On penicillin
Bright and alert, the elderly woman sat in a chair in the corner of her hospital room. Snow fell lightly outside. An IV ran into her arm, giving her antibiotics for a bloodstream infection. Meanwhile, she told me her story:
“I started nursing school in 1943 and soon after we first started giving penicillin. I don’t remember my first patient who got it, but we ended up giving it to many people. We didn’t realize at the time that penicillin would turn out to be so amazing. What I remember most clearly was the size of the 18-gauge needle we used. It was so big. We had to inject intramuscularly, into the patients’ buttocks, every four hours. It would turn their buttocks black. And the injections were so painful.
When I would walk into a patient’s room, I would think, ‘Oh God, do I really have to do this again?’
But before penicillin, people died, and afterwards, they lived. The patients loved it and hated it at the same time. It was wonderful and horrible.”Now, more than seventy years later, we are heading towards an era of untreatable bacterial infections. The penicillin miracle may someday be a memory. As an infectious disease physician-in-training, I see antibiotic resistant bacterial infections every day. I believe the writing is on the wall.

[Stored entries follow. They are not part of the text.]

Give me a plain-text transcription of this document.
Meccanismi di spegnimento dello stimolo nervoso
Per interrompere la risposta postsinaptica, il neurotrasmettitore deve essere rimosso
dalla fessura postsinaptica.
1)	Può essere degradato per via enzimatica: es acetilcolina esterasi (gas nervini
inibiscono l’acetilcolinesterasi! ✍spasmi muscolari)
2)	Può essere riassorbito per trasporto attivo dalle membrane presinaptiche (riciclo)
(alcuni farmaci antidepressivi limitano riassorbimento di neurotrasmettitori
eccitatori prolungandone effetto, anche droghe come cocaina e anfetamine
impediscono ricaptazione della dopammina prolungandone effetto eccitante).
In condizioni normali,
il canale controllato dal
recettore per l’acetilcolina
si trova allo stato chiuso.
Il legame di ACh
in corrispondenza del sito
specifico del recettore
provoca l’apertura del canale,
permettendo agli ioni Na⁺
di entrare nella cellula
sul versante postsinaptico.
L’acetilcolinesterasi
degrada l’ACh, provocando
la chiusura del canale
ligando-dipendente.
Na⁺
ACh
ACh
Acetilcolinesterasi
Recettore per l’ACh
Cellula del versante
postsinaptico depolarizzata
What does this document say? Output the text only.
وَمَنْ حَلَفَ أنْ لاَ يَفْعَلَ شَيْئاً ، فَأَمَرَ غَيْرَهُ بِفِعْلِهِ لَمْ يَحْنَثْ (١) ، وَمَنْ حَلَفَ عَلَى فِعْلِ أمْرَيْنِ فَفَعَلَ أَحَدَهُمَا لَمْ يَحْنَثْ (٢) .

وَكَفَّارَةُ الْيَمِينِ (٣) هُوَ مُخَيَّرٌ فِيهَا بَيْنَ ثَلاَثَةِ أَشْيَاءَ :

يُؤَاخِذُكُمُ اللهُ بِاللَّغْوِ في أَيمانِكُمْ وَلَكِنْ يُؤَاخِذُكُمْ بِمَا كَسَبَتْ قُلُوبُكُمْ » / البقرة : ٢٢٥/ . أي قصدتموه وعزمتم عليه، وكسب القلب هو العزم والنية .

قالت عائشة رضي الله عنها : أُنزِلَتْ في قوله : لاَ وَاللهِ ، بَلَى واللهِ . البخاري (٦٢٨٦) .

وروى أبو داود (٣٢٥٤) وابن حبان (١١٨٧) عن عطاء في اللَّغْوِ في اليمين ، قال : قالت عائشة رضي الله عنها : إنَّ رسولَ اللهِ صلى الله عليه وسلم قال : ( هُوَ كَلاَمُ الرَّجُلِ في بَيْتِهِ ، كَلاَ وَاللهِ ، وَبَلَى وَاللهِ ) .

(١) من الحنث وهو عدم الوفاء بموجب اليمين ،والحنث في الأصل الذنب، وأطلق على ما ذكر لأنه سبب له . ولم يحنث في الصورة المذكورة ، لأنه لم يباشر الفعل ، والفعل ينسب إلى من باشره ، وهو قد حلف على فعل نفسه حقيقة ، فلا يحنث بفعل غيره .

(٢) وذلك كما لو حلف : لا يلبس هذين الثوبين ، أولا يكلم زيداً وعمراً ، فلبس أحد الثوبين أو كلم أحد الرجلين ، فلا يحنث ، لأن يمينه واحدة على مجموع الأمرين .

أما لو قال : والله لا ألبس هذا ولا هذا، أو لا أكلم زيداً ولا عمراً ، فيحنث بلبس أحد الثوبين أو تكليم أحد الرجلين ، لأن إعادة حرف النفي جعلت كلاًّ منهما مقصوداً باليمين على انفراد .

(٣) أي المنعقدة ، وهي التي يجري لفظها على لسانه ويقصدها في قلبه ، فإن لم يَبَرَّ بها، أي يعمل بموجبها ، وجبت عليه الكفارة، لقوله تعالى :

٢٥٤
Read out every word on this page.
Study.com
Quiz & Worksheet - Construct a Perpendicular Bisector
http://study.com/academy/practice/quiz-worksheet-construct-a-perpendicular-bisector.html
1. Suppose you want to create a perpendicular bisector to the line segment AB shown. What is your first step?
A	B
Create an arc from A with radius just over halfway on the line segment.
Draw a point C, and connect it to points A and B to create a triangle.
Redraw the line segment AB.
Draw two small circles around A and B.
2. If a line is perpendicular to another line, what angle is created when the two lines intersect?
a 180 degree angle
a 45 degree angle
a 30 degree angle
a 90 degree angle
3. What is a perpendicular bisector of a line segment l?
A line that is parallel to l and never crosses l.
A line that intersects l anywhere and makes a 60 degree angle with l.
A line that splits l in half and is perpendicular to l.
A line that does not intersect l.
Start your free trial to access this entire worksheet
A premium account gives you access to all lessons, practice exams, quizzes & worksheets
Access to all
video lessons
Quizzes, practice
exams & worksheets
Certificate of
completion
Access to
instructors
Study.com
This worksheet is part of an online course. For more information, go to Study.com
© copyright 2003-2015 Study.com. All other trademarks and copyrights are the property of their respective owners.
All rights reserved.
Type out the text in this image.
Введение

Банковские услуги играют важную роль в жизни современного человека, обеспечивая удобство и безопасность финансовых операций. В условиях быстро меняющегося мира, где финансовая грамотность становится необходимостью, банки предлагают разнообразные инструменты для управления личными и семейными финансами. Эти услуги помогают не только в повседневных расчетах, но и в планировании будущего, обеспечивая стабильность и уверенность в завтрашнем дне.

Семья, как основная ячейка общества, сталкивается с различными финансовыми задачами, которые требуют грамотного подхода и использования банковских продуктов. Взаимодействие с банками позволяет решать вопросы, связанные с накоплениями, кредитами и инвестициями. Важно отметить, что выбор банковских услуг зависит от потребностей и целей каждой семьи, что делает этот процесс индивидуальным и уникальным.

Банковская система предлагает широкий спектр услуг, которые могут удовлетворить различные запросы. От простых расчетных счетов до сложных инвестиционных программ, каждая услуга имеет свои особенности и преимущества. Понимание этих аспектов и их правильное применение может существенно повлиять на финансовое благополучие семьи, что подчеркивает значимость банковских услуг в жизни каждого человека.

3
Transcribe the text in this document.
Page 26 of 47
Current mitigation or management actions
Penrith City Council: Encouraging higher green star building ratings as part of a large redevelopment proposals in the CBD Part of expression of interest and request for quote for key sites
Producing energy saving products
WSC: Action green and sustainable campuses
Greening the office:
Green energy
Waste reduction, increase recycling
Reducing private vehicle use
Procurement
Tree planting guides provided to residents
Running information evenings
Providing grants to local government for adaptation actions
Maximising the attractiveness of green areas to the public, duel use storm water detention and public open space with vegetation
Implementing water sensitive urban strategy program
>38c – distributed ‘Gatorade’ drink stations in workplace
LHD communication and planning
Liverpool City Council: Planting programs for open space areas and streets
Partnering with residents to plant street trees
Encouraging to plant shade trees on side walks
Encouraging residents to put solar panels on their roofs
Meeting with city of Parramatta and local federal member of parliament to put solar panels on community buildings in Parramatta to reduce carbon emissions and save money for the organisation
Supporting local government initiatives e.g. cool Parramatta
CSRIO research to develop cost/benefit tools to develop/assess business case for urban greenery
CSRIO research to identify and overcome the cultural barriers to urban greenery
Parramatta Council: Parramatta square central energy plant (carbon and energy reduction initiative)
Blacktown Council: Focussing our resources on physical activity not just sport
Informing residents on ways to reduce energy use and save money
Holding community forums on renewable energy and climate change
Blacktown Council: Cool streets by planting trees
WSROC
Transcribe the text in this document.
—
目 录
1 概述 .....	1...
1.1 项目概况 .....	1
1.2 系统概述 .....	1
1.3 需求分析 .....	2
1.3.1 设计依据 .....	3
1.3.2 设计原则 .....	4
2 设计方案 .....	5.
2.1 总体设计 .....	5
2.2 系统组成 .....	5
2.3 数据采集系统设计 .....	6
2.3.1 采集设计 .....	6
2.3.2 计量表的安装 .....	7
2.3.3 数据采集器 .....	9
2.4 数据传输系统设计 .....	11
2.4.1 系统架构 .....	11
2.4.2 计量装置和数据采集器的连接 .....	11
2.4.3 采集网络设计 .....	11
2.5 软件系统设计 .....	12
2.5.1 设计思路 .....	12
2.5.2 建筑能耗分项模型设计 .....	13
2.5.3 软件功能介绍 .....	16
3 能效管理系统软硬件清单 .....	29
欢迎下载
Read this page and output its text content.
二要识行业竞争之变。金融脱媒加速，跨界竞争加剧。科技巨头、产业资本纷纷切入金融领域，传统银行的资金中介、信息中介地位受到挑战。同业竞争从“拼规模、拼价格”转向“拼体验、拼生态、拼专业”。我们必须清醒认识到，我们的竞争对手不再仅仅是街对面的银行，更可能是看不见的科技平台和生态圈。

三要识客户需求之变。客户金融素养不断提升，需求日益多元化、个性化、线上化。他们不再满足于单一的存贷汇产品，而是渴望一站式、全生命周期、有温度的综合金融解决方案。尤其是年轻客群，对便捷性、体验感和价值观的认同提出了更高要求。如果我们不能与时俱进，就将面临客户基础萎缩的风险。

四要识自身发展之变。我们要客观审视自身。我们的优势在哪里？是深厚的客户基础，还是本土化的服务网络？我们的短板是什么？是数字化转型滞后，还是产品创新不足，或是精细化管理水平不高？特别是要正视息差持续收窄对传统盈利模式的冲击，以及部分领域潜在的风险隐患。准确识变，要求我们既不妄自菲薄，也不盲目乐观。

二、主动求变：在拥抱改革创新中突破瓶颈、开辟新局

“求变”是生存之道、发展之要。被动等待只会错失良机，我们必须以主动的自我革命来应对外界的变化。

While the Centers for Disease Control and Prevention (CDC) and the White House have issued reports and launched initiatives, little is changing in the trenches, our hospitals and clinics. Antibiotics are prescribed widely and often carelessly. There are no easy solutions, other than a wholesale change in the practice of medicine and an emphasis on antibiotic stewardship.
I received 107 shots of penicillin in 1946 at the age of 2 while in complete isolation for a staph infection. Always wondered if my memory of the pain was accurate since it resulted in severe needle phobia that everyone always "pooh poohs" as "all in my head'! HAH - not likely!